L’effort de constitution du stock a été mené par le Groupe international de coordination (GIC) pour la fourniture de vaccins, qui comprend ces quatre organisations, avec le soutien financier de Gavi, l’Alliance pour les vaccins.

L’objectif est d’arriver à au moins 500.000 doses de vaccin

Les doses de vaccin seront stockées à Bâle, en Suisse et prêtes à être expédiées dans les pays pour une intervention d’urgence. La décision d’allouer le vaccin sera prise dans les 48 heures suivant la réception d’une demande d’un pays. Les vaccins seront mis à disposition avec un emballage à chaîne ultra froide par le fabricant pour être expédiés aux pays dans les 48 heures suivant la décision. Le délai de livraison visé pour le stock aux pays est de sept jours.

Un premier lot de 6.890 doses est maintenant disponible pour répondre à l’épidémie. D’autres quantités seront livrées ce mois-ci et tout au long de cette année et au-delà. En fonction du rythme de déploiement des vaccins, il pourrait falloir 2 à 3 ans pour atteindre le niveau recommandé par l’OMS de 500.000 doses pour le stock d’urgence de vaccins Ebola.

Comme il le fait déjà pour les vaccins contre le choléra, la méningite et la fièvre jaune, l’UNICEF va gérer cette réserve mondiale de vaccins contre Ebola. L’agence onusienne sera l’organe décisionnel pour son allocation et sa mise en circulation.

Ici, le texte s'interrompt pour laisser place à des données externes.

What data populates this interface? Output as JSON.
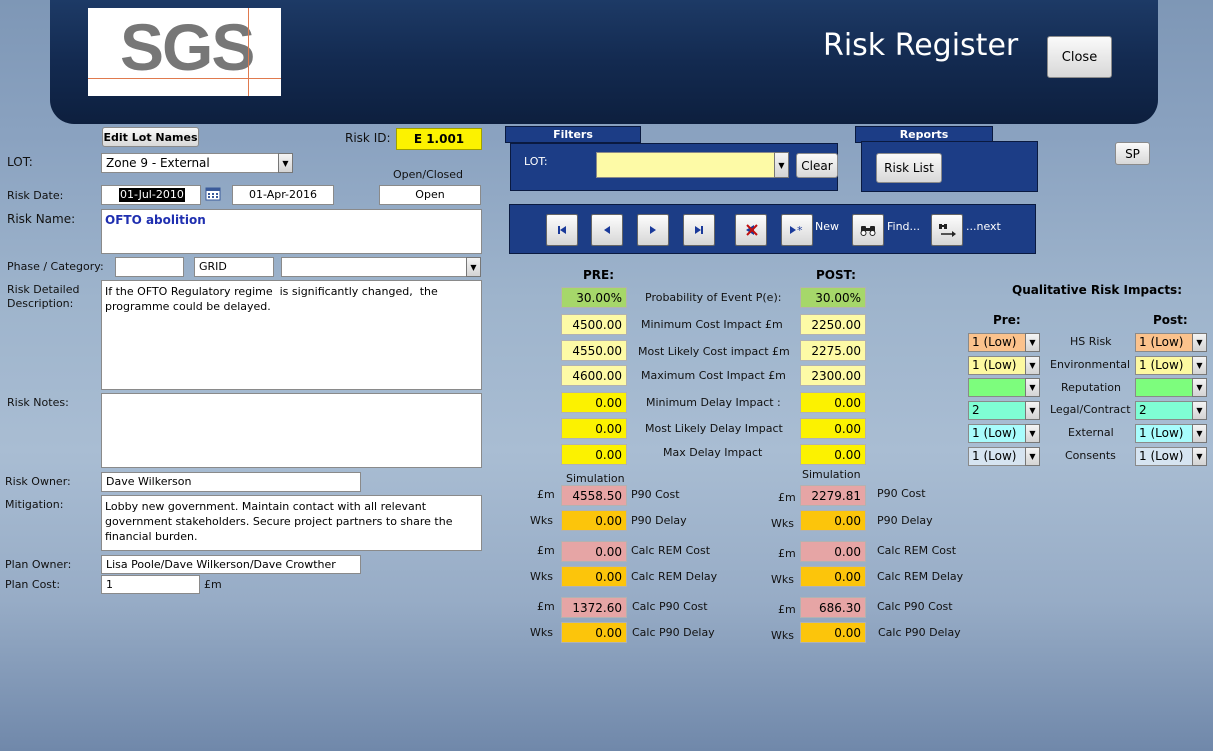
{
  "header": {
    "logo_text": "SGS",
    "title": "Risk Register",
    "close_label": "Close"
  },
  "form": {
    "edit_lot_names_label": "Edit Lot Names",
    "risk_id_label": "Risk ID:",
    "risk_id_value": "E 1.001",
    "lot_label": "LOT:",
    "lot_value": "Zone 9 - External",
    "risk_date_label": "Risk Date:",
    "risk_date_value": "01-Jul-2010",
    "second_date_value": "01-Apr-2016",
    "open_closed_label": "Open/Closed",
    "open_closed_value": "Open",
    "risk_name_label": "Risk Name:",
    "risk_name_value": "OFTO abolition",
    "phase_category_label": "Phase / Category:",
    "phase_value": "",
    "category_value": "GRID",
    "subcategory_value": "",
    "risk_desc_label_1": "Risk Detailed",
    "risk_desc_label_2": "Description:",
    "risk_desc_value": "If the OFTO Regulatory regime  is significantly changed,  the\nprogramme could be delayed.",
    "risk_notes_label": "Risk Notes:",
    "risk_notes_value": "",
    "risk_owner_label": "Risk Owner:",
    "risk_owner_value": "Dave Wilkerson",
    "mitigation_label": "Mitigation:",
    "mitigation_value": "Lobby new government. Maintain contact with all relevant\ngovernment stakeholders. Secure project partners to share the\nfinancial burden.",
    "plan_owner_label": "Plan Owner:",
    "plan_owner_value": "Lisa Poole/Dave Wilkerson/Dave Crowther",
    "plan_cost_label": "Plan Cost:",
    "plan_cost_value": "1",
    "plan_cost_unit": "£m"
  },
  "filters": {
    "tab_label": "Filters",
    "lot_label": "LOT:",
    "lot_value": "",
    "clear_label": "Clear"
  },
  "reports": {
    "tab_label": "Reports",
    "risk_list_label": "Risk List"
  },
  "sp_label": "SP",
  "nav": {
    "new_label": "New",
    "find_label": "Find...",
    "next_label": "...next"
  },
  "impacts": {
    "pre_label": "PRE:",
    "post_label": "POST:",
    "rows": [
      {
        "label": "Probability of Event P(e):",
        "pre": "30.00%",
        "post": "30.00%"
      },
      {
        "label": "Minimum Cost Impact  £m",
        "pre": "4500.00",
        "post": "2250.00"
      },
      {
        "label": "Most Likely Cost impact £m",
        "pre": "4550.00",
        "post": "2275.00"
      },
      {
        "label": "Maximum Cost Impact £m",
        "pre": "4600.00",
        "post": "2300.00"
      },
      {
        "label": "Minimum Delay Impact :",
        "pre": "0.00",
        "post": "0.00"
      },
      {
        "label": "Most Likely Delay Impact",
        "pre": "0.00",
        "post": "0.00"
      },
      {
        "label": "Max Delay Impact",
        "pre": "0.00",
        "post": "0.00"
      }
    ]
  },
  "simulation": {
    "label": "Simulation",
    "unit_m": "£m",
    "unit_wks": "Wks",
    "rows": [
      {
        "label": "P90 Cost",
        "pre": "4558.50",
        "post": "2279.81"
      },
      {
        "label": "P90  Delay",
        "pre": "0.00",
        "post": "0.00"
      },
      {
        "label": "Calc REM Cost",
        "pre": "0.00",
        "post": "0.00"
      },
      {
        "label": "Calc REM  Delay",
        "pre": "0.00",
        "post": "0.00"
      },
      {
        "label": "Calc P90 Cost",
        "pre": "1372.60",
        "post": "686.30"
      },
      {
        "label": "Calc P90  Delay",
        "pre": "0.00",
        "post": "0.00"
      }
    ]
  },
  "qualitative": {
    "title": "Qualitative Risk Impacts:",
    "pre_label": "Pre:",
    "post_label": "Post:",
    "rows": [
      {
        "label": "HS Risk",
        "pre": "1 (Low)",
        "post": "1 (Low)"
      },
      {
        "label": "Environmental",
        "pre": "1 (Low)",
        "post": "1 (Low)"
      },
      {
        "label": "Reputation",
        "pre": "",
        "post": ""
      },
      {
        "label": "Legal/Contract",
        "pre": "2",
        "post": "2"
      },
      {
        "label": "External",
        "pre": "1 (Low)",
        "post": "1 (Low)"
      },
      {
        "label": "Consents",
        "pre": "1 (Low)",
        "post": "1 (Low)"
      }
    ]
  }
}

« Nous savons que lorsqu’il s’agit de flambées de maladies, la préparation est essentielle », a déclaré dans un communiqué, Henrietta Fore, Directrice exécutive de l’UNICEF, insistant sur cet effort sans précédent pour aider à maîtriser rapidement les éventuelles épidémies d’Ebola.

« Cette réserve de vaccins contre le virus Ebola est une réalisation remarquable, qui nous permettra de fournir des vaccins à ceux qui en ont le plus besoin le plus rapidement possible », a-t-elle ajouté.

Comme les épidémies d’Ebola sont relativement rares et imprévisibles, il n’existe pas de marché naturel pour le vaccin. Les vaccins ne sont garantis que par la constitution d’un stock et sont disponibles en quantités limitées.

© UNICEF/Thomas Nybo
Une feuille de plastique sépare une mère de son fils dans un centre de traitement du virus Ebola à Beni, dans la province du Nord-Kivu, en République démocratique du Congo.

Des doses produites par la société pharmaceutique américaine Merck

Le stock de vaccins contre Ebola comprendra des doses produites par la société pharmaceutique américaine Merck. Ce vaccin préqualifié par l’OMS, a été homologué en Europe, aux Etats-Unis et dans huit pays africains. La livraison de ces doses est financée par l’Agence des États-Unis pour le développement international (USAID).

« Il s’agit d’une étape importante. Rien qu’au cours de la dernière décennie, nous avons vu le virus Ebola dévaster des communautés en Afrique de l’Ouest et du Centre, frappant toujours plus durement les plus pauvres et les plus vulnérables », a indiqué le Secrétaire général de la FICR, Jagan Chapagain.

Avant d’être homologué, le vaccin a été administré à plus de 350.000 personnes en Guinée et lors des épidémies d’Ebola de 2018-2020 en République démocratique du Congo (RDC), dans le cadre d’un protocole d’« utilisation à titre humanitaire ». 

Le développement du vaccin contre Ebola a été accéléré après la pire épidémie de cette maladie particulièrement meurtrière, qui avait commencé en décembre 2013 en Guinée et s’était propagée au Libéria et à la Sierra Leone. L’épidémie avait fait en plus de deux ans, plus de 11.000 morts.

Et en novembre, la RDC a déclaré la fin de la dernière épidémie d’Ebola sur son territoire, qui a fait 55 morts en près de six mois dans la province de l’Équateur. Selon l’OMS, plus de 40.000 personnes ont été vaccinées lors de cette onzième épidémie.